Information for U.S. citizens who have tested positive for COVID-19

**U.S. citizens should take both U.S. and UK quarantine requirements into account before traveling to the United Kingdom.  U.S. citizens should have a plan in place on what to do should they test positive for COVID-19 while traveling abroad.**

Click here to see our PDF Info sheet for U.S. citizens.

UK Quarantine Requirements

If you’ve tested positive for COVID-19, please follow the UK Government guidance.  U.S. citizens in the UK are subject to UK government regulations and should be prepared to quarantine if required by UK government regulations.

Medical Services in the UK

If you are feeling unwell and require medical care, you can obtain medical treatment.  Visitors to England will not be charged by the NHS for testing or treatment related to coronavirus.  Click here for details of medical service providers in the UK.   Please note, NHS COVID-19 test results are not acceptable to use for travel purposes.

Returning to the U.S.

If you have tested positive and wish to return to the United States, click here to review the COVID-19 testing requirements for all air travelers to the United States over 2 years old.  You can also review information regarding the CDC’s requirements to travel internationally by clicking here. 

People who have recovered from COVID-19 can continue to test positive for up to 3 months after their infection.

If you have had a positive viral test on a sample taken during the past 90 days, follow the guidance below.

Step 1: Keep your positive test result!  You may still need the test result to provide evidence of recovery from COVID-19.

Step 2: Do not travel until a full 10 days after your symptoms started or the date your positive test was taken if you have no symptoms.

Step 3: If after 10 days, you continue to test positive but have no symptoms, you may travel instead with your positive viral test results and a signed letter from a licensed healthcare provider or a public health official that states you have been cleared for travel. The positive test result and letter together are referred to as “documentation of recovery.”  The letter must have information that identifies you personally (e.g., name and date of birth) that matches the personal identifiers on your passport or other travel documents. The letter must be signed and dated on official letterhead that contains the name, address, and phone number of the healthcare provider or public health official who signed the letter.  In the United Kingdom you may need to speak to a private doctor in order to obtain a letter as they are not commonly available on the NHS.  For information on medical services in the UK, including medical services that provide documentation of recovery letters, please see our website here.  Some medical services that may be able to assess recovery include:

Dr.
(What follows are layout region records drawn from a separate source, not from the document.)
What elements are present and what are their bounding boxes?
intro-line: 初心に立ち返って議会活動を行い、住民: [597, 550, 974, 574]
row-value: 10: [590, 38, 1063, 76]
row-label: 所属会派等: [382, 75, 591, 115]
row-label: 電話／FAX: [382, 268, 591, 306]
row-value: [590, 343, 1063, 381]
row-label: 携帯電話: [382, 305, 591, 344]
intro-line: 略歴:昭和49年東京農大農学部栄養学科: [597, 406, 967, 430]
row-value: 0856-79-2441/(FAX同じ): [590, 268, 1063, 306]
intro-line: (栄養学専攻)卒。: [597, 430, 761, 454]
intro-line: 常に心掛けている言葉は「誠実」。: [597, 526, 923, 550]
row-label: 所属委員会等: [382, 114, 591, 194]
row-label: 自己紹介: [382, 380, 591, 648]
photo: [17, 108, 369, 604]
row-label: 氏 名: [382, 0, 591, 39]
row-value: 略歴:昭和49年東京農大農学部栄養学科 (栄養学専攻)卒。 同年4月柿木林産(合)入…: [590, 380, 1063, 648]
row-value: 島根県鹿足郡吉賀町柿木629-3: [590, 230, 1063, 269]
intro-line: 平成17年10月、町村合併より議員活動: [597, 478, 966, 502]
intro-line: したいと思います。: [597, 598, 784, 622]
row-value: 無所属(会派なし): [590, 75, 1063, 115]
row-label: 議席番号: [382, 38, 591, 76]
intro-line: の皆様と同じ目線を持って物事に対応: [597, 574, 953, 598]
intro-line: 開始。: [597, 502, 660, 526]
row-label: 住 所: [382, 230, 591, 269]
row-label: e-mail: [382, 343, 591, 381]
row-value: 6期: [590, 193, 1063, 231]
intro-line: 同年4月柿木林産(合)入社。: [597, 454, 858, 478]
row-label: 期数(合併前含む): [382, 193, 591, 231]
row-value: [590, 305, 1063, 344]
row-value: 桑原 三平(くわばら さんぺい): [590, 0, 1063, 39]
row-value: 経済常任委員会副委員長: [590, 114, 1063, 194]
Charlie Easmon
Medical Director
Your Excellent Health Service, 1 Harley St, London W1G 9QD
+44 (0)20 7580 5467

Nicola Stewart
Medical Secretary
Spire Health, Multiple Locations
+44 (0)80 8239 9290

Multiple Locations
0207 631 0090

Step 4: If you have recovered from COVID-19 but are not able to obtain documentation of recovery that fulfills the requirements, you will need to show a negative COVID-19 viral test result from a sample taken no more than 1 day before your flight to the US departs.

For further information on CDC travel requirements please check the CDC’s website.

Please note: The Department of State assumes no responsibility or liability for the professional ability or reputation of, or the quality of services provided by, the entities or individuals whose names appear on the above lists. Inclusion on a list is in no way an endorsement by the Department or the U.S. government. Names are listed alphabetically, and the order in which they appear has no other significance. The information on the list is provided directly by the local service providers; the Department is not in a position to vouch for such information.